Apart from using periodic status updates, avoid not responding to e-mails. I you do not have an answer yet, or need time to review the data and provide an answer, once again, send a quick message to the other party and set a reasonable timeframe to keep the information exchange flowing.

7. "Researchability"
All the previous sins provided guidance to the organization that has the responsibility to fix the vulnerability, but... what about the security researcher that found it?

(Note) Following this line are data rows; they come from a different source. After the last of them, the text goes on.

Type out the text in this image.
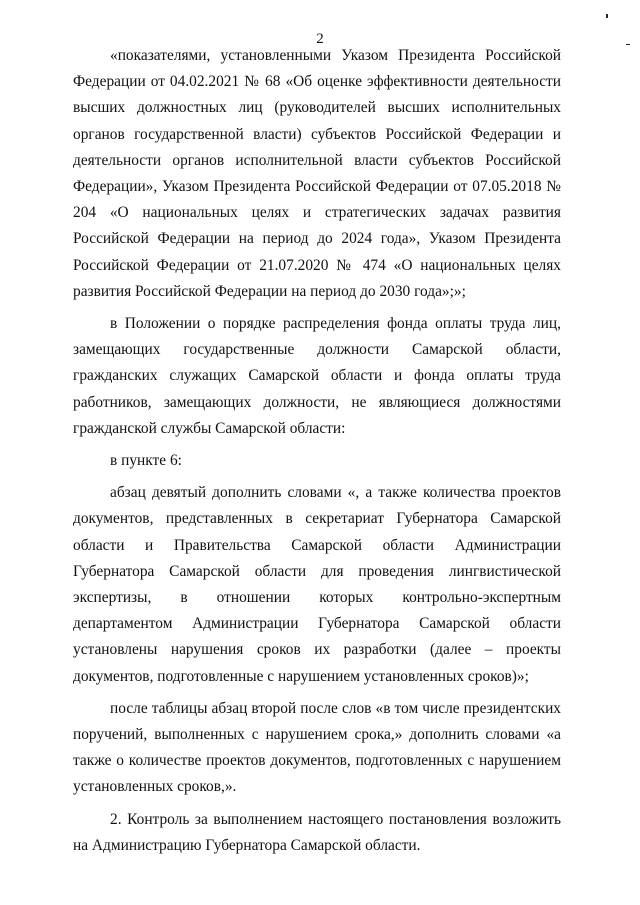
2

«показателями, установленными Указом Президента Российской Федерации от 04.02.2021 № 68 «Об оценке эффективности деятельности высших должностных лиц (руководителей высших исполнительных органов государственной власти) субъектов Российской Федерации и деятельности органов исполнительной власти субъектов Российской Федерации», Указом Президента Российской Федерации от 07.05.2018 № 204 «О национальных целях и стратегических задачах развития Российской Федерации на период до 2024 года», Указом Президента Российской Федерации от 21.07.2020 № 474 «О национальных целях развития Российской Федерации на период до 2030 года»;»;

в Положении о порядке распределения фонда оплаты труда лиц, замещающих государственные должности Самарской области, гражданских служащих Самарской области и фонда оплаты труда работников, замещающих должности, не являющиеся должностями гражданской службы Самарской области:

в пункте 6:

абзац девятый дополнить словами «, а также количества проектов документов, представленных в секретариат Губернатора Самарской области и Правительства Самарской области Администрации Губернатора Самарской области для проведения лингвистической экспертизы, в отношении которых контрольно-экспертным департаментом Администрации Губернатора Самарской области установлены нарушения сроков их разработки (далее – проекты документов, подготовленные с нарушением установленных сроков)»;

после таблицы абзац второй после слов «в том числе президентских поручений, выполненных с нарушением срока,» дополнить словами «а также о количестве проектов документов, подготовленных с нарушением установленных сроков,».

2. Контроль за выполнением настоящего постановления возложить на Администрацию Губернатора Самарской области.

I'm sure there are things we (as security researchers) do wrong, so this last sin is reserved for us :) A few common mistakes not to forget are:
- Follow the responsible disclosure principle (it seems nobody really knows what this means, or has its own definition ;) ).
- GPG/PGP does not encrypt the e-mail subject, so provide enough information in the subject to differentiate it from other notifications (for example by using an identifier), but do not include too much information so that other people could know what is going on.
- Everybody's time is valuable, so before taking the time to report a vulnerability, be sure you have thoroughly tested it and are able to reproduce it (if possible, on the latest product version and, definitely, with the latest patches and updates applied). Try to confirm in advance if it is a well known, previously published, vulnerability or not. You don't want to end up wasting everybody's time (including yours) to confirm it is something that was already fixed a while ago.

Credit
Once a fix for the vulnerability is available and it is finally announced, provide credit where appropriate.